The term “k-means” was first used by James MacQueen in 1967, though the idea goes back to Hugo Steinhaus in 1957. Our specific clustering problem:

Given: a set of n observations \{x_{1}, x_{2},\ldots, x_{n}\}, where each observation is a d-dimensional real vector Given: a number of clusters k Compute: a cluster assignment mapping C(x_{i}) \in \{1, \ldots, k\} that minimizes the within cluster sum of squares (WCSS):

\sum_{i=1}^{n}\left\|x_{i}-\mu_{C\left(i_{i}\right)}\right\|^{2}

where centroid \mu_{C\left(i_{i}\right)} is the mean of the points in cluster C\left(i_{i}\right).

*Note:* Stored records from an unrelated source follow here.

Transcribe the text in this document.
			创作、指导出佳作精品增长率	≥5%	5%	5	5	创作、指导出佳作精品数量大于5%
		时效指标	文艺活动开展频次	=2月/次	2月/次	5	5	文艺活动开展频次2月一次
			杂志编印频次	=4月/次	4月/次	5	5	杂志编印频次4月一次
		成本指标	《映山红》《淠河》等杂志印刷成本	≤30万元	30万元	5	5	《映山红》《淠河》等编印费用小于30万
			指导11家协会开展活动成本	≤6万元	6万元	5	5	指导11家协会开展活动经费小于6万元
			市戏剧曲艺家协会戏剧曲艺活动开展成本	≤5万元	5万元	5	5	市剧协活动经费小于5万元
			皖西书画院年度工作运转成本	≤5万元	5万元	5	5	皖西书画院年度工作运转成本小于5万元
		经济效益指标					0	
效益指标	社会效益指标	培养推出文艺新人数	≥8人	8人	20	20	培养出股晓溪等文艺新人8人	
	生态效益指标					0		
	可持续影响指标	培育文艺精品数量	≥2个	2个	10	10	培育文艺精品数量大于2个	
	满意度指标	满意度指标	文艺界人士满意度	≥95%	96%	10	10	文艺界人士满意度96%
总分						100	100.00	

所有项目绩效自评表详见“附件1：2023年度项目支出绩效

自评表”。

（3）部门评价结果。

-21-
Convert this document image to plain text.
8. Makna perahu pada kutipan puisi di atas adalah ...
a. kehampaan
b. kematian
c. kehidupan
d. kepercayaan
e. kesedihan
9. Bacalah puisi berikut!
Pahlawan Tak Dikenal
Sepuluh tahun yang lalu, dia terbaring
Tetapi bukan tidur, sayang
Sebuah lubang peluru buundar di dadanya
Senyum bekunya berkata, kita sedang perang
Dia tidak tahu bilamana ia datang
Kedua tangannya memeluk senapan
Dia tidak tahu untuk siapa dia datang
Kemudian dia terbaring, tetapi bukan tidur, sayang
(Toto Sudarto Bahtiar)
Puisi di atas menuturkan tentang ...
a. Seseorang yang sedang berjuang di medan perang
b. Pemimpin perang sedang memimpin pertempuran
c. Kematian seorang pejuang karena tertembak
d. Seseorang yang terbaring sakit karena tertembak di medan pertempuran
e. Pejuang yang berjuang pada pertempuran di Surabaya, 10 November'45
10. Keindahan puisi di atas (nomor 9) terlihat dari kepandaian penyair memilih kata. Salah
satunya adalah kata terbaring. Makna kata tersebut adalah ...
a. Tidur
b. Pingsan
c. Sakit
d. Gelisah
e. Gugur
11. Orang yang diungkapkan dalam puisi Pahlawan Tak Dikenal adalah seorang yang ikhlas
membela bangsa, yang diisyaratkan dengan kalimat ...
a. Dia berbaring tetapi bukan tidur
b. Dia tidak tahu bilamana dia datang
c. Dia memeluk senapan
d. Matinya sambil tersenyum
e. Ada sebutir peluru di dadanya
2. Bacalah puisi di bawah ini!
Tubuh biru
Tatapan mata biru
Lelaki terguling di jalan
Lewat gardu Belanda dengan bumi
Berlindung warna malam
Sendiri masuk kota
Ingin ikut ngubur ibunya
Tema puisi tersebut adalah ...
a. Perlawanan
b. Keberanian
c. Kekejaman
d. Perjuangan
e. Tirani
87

General algorithm goes like this:

Randomly choose k cluster centroids \mu_{1}, \mu_{2}, \ldots \mu_{k} and arbitrarily initialize cluster assignment mapping C. While remapping C from each 𝒙_𝑖 to its closest centroid \mu_{j} causes a change in C: Recompute \mu_{1}, \mu_{2}, \ldots \mu_{k} according to the new C

In order to minimize the WCSS, we alternately:

Recompute C to minimize the WCSS holding \mu_{j} fixed. Recompute \mu_{j} to minimize the WCSS holding C fixed.

In minimizing the WCSS, we seek a clustering that minimizes Euclidean distance variance within clusters.